The apparent savings on the power bill is $18,000 – $3,600 = $14,400. However, the school system paid $25,000 for that month’s electricity; thus their power bill for May 2014 was $28,600.  The GPPF article reported:

No numbers have been published yet for the total 2014 energy bill, but the superintendent of Dublin City Schools, Dr. Chuck Ledbetter, told the Georgia Public Policy Foundation the high school saved $87,000 on its 2014 energy bill.”  We’re pleased with what it’s doing,” Ledbetter said. “It’s right about where we thought it would be.”  This result explains the Dublin School Board’s failure to provide operating data.  One could speculate what type of mathematical analysis could show a profit from this 25-year lease agreement.  Perhaps Dublin students are being shortchanged in their education.

Showing the solar industries reward for those promoting dubious solar projects, Dublin City Schools Superintendent Dr. Chuck Ledbetter accepted The Solar Foundation’s K-12 Schools Award for his outstanding dedication to install more than a megawatt of solar energy at Dublin High School. Specifically, the DHS solar panels were chosen for saving the entire school district significant costs over the life of the project. No saving will take place and the school system will be stuck with a broken down solar plant after 25 years.  Again the return on investment is zero.


Giving into demands by students, facility, and staff, the University of Georgia in Athens, GA agreed to place a Solar Demonstration Project on one of their campus building. The unit was estimated to have an annual output of 30,000 kilowatt-hours and an approximate construction cost of $60,000. Mage Solar was contracted in 2012 to supply solar panels which were placed on the Jackson Street Building of the new College of Environment and Design with a maximum power output of 19 kilowatts. Private communications with the University of Georgia said the materials cost for the solar panels was $46,000; thus a $60,000 cost for the system seems reasonable.

Operating data for the year 2014 showed a total energy output of 11,732 kilowatt-hours—about one-third the projected value.  This was to be expected because the original estimated output is too optimistic for solar plants located in Georgia.  In addition, observing the placement of the solar panels on the Jackson Street Building shows they are at too steep an angle for locations at the latitude of 33 degrees for Athens, GA.

This degrades system performance in the summer when solar output is at its peak.  The USEIA 2014 year-to-date commercial rate for Georgia is 10.28 cents per kilowatt-hour for electricity.  Thus the annual value of electricity for the Georgia Solar Demonstration Project is less than $1250 which means this facility will not pay for itself before it is no longer functional in 25 years.  Once again the return on investment is zero.


All solar power plants examined in this study show electricity costs two or more times conventional sources of “reliable” electricity provided by coal, natural gas, or nuclear power. Overly enthusiastic promotions of solar energy by government officials, environmental groups, and those selling solar energy has led to grievous losses to taxpayers in the Southeast.
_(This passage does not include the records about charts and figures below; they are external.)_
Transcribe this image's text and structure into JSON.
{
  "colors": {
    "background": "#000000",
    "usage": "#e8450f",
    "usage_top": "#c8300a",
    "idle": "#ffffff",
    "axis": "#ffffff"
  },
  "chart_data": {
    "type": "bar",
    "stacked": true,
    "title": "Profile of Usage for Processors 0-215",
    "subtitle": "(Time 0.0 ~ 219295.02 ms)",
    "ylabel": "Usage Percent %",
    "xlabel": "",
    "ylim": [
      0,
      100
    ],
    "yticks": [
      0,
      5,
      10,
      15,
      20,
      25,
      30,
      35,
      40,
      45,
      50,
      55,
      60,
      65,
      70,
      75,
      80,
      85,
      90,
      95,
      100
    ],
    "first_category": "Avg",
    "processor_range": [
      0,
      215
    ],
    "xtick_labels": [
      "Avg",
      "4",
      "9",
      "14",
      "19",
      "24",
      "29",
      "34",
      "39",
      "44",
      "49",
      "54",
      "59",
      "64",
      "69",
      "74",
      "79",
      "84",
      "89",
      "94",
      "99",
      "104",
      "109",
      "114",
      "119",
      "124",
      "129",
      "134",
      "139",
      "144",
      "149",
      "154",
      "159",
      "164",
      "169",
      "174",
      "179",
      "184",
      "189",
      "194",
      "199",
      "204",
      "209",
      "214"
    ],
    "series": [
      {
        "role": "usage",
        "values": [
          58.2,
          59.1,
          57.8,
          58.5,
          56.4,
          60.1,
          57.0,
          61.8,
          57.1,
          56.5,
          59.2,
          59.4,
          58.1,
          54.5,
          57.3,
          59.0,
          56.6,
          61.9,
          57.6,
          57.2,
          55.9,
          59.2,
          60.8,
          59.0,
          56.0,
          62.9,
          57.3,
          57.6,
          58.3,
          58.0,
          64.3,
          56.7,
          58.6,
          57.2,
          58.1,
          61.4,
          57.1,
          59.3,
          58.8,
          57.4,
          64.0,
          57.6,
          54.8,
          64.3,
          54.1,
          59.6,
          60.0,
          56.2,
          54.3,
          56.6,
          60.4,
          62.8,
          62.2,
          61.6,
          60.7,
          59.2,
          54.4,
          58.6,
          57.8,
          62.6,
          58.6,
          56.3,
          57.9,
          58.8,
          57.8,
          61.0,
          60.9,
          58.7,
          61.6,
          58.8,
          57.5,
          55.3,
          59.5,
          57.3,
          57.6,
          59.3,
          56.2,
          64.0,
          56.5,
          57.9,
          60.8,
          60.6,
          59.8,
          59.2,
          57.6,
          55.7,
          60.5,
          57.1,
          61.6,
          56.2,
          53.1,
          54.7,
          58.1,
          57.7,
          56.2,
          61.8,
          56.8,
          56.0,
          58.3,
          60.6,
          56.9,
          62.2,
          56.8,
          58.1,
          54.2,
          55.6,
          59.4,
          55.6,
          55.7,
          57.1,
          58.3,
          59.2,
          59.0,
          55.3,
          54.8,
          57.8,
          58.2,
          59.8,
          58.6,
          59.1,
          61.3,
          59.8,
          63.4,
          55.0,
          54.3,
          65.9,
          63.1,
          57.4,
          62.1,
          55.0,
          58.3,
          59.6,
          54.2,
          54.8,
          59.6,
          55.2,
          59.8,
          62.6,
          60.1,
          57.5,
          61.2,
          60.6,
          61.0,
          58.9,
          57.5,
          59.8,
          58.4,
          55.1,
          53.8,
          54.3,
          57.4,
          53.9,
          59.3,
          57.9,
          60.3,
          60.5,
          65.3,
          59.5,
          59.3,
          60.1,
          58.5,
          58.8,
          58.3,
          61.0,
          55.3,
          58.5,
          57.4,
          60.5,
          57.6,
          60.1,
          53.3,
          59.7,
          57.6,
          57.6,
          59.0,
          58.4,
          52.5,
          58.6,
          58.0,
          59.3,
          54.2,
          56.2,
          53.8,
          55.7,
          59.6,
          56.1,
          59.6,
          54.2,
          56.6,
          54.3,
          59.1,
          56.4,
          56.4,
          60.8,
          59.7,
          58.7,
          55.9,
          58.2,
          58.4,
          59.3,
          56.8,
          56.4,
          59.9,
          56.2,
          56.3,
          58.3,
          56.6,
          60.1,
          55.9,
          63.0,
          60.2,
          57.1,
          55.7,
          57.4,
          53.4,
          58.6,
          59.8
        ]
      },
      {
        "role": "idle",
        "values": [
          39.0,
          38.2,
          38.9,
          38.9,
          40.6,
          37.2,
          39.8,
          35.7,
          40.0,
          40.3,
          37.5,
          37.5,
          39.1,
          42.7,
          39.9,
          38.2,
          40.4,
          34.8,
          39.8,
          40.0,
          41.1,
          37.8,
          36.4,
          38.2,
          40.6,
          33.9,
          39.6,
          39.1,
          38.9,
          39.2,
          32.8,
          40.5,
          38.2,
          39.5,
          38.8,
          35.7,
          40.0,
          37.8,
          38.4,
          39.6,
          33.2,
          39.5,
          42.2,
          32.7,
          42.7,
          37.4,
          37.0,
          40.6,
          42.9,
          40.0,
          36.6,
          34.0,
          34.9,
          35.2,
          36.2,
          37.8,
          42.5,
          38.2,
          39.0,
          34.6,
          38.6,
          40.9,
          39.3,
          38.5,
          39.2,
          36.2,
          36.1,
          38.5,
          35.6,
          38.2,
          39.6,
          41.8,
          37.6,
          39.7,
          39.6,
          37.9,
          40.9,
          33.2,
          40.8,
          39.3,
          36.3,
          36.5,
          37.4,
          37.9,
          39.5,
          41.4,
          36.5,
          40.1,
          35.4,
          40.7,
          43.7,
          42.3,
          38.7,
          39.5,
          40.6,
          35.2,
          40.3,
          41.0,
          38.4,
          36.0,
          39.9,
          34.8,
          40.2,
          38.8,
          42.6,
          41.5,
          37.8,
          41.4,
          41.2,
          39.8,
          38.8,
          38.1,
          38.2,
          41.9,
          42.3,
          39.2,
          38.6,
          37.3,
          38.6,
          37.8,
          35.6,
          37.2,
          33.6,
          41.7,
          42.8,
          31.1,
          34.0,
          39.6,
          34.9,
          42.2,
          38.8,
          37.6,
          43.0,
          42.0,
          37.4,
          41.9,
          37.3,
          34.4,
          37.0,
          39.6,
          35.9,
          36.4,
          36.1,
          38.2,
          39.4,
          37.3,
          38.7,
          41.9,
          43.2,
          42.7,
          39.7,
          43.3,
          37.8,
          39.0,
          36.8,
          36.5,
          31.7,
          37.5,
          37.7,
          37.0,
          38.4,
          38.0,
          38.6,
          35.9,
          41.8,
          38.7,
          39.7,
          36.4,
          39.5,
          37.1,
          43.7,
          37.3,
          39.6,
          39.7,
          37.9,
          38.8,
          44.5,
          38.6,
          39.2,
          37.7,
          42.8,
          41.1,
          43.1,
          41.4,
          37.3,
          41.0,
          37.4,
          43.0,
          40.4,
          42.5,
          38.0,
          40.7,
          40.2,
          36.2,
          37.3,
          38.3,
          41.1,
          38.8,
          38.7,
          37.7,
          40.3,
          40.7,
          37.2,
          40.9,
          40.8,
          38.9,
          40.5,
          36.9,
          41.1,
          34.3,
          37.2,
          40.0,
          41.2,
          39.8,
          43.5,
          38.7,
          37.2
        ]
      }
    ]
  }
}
James H. Rust, Professor of nuclear engineering and policy advisor The Heartland Institute



  1. Ed Secor  

    Dr, Rust is far too generous in his economic evaluations. Each of the facilities had a significant negative rate of return. The cost of each project far outweighed any savings. These losses are hidden due to the subsidies but they are real nonetheless.

    As a Florida resident, I reviewed the Hillsborough County case. It was a comedy of bureaucratic error. For example, it apparently never occurred to the designers that the high-rise building across the street would shade many of the solar collecters, thereby reducing output even further. People don’t make mistakes like that when they are spending their own money.